The steakhouse is opening Oct. 17, once again brought to town by Innovative Dining Group, which owns three Boa Steakhouses in the Los Angeles area — including its hot boîte flagship on another Strip, the Sunset Strip — plus a location in Texas. (Sushi Roku in the Forum Shops at Caesars also belongs to the IDG portfolio.)
Why a Vegas redux for Boa?
“My father was one of the owners of the Silver Slipper and the Frontier, so I’ve always had a love for Vegas because of my dad,” said Lee Maen, founder and CEO of IDG with his business partner, Philip Cummins. “What I love about Vegas is the professionalism of the people who want to work in restaurants. Vegas is whatever you want it to be, and I love that diversity, and we always wanted to come back.”
We need a new name
When it opened in 2001, Boa Steakhouse was named Balboa Steakhouse for the first six months or so of its existence. Then the owners learned a young man named Gavin Newsom owned Balboa Café in San Francisco.
Years before he was the city’s mayor or California’s lieutenant governor or its governor, Newsom’s PlumpJack Group had taken over the historic Balboa Café. Trademark infringement loomed for Balboa Steakhouse, so the “Bal” was lopped from Balboa and the restaurant became Boa Steakhouse.
“It’s a good story but painful at the time,” Maen said, laughing, as he recalled the forced name change.
Only-in-Vegas dishes
Brendan Collins, corporate executive chef for IDG, will send out a menu helmed by 21-day dry-aged tomahawk steaks, 40-day dry-aged New York strip steaks, A5 Japanese wagyu, Westholme wagyu out of Australia (a favorite of chefs), and cuts from Creekstone Farms of Kansas.
Fish and seafood run to a raw bar, Ora King salmon and Nova Scotia lobster tails. Starters showcase goat cheese baklava, caviar cones and wagyu “cigars” with black garlic yuzu aïoli. Lobster mac and cheese and a “boujee” twice-baked potato provisioned with crème fraîche, chives and Royal Select caviar take to the side.
Signature Caesar salad is fashioned tableside, the dish a blend of family Caesar recipes from Maen and Cummins. Only-in-Vegas dishes are in the works, too, including caviar-laden chicken nuggets (à la the U.S. Open), panko-crusted lobster with caviar and Creekstone Farms steak tartare prepared at table.

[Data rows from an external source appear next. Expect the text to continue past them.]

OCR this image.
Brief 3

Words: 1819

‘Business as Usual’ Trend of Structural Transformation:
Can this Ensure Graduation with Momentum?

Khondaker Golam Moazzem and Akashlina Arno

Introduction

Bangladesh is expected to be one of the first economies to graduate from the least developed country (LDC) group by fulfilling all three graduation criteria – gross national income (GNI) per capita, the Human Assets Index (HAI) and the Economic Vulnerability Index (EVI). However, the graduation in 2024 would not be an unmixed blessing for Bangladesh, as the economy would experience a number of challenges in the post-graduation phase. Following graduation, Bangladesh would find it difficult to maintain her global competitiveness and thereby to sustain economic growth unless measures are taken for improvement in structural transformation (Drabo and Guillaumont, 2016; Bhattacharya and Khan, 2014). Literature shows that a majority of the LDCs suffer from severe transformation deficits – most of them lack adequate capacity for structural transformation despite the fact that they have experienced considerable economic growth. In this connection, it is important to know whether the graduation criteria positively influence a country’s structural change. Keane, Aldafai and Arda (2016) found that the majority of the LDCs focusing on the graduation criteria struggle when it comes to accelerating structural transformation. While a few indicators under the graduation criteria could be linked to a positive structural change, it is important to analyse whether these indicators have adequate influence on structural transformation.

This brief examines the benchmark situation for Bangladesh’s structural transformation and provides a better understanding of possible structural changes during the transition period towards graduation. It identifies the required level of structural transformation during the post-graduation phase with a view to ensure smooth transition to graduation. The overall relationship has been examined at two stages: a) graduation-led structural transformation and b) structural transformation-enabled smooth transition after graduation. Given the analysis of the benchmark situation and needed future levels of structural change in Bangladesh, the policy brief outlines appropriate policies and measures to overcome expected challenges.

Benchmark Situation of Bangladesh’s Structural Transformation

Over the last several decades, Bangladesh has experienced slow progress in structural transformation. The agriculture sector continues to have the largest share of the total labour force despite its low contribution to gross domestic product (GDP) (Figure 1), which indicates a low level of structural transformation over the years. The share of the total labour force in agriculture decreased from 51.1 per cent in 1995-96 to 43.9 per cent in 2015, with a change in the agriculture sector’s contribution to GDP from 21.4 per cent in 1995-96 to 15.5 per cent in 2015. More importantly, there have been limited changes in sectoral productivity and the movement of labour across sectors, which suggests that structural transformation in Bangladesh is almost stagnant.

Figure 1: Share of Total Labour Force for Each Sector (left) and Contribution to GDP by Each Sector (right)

“Vegas is a place where you’re going big,” Maen said. “We’ll let the chefs be creative and create things over time.”
Taking care of people
The new Boa encompasses a bar, a main dining room, three private dining rooms and a semi-enclosed terrace in front of the restaurant. A ceiling composed of custom forms made from felt blends architecture, design and sound absorption. Booths and rift-sawn oak tables populate the dining areas. Figured walnut, a type of black walnut with vibrant patterns in its grain, offers an eye-catching finish.
Boa Steakhouses are known for a buzzy social sexiness that feels very Vegas. At the same time, more steakhouses than ever have opened here since Boa left the city in 2012; when Cote and Boa debut, there will be six steakhouses at The Venetian alone. How will Boa make its (grill) mark this time around?
“Competition is good; it brings people to the neighborhood,” Maen said. “We’re pretty well known in L.A., the biggest feeder market to Vegas. People go to different places for different reasons. We’re about locals and repeat customers. We want to take care of people year after year and have them tell their friends. We want to make their night.
“I think that will stand apart — hospitality from the heart.”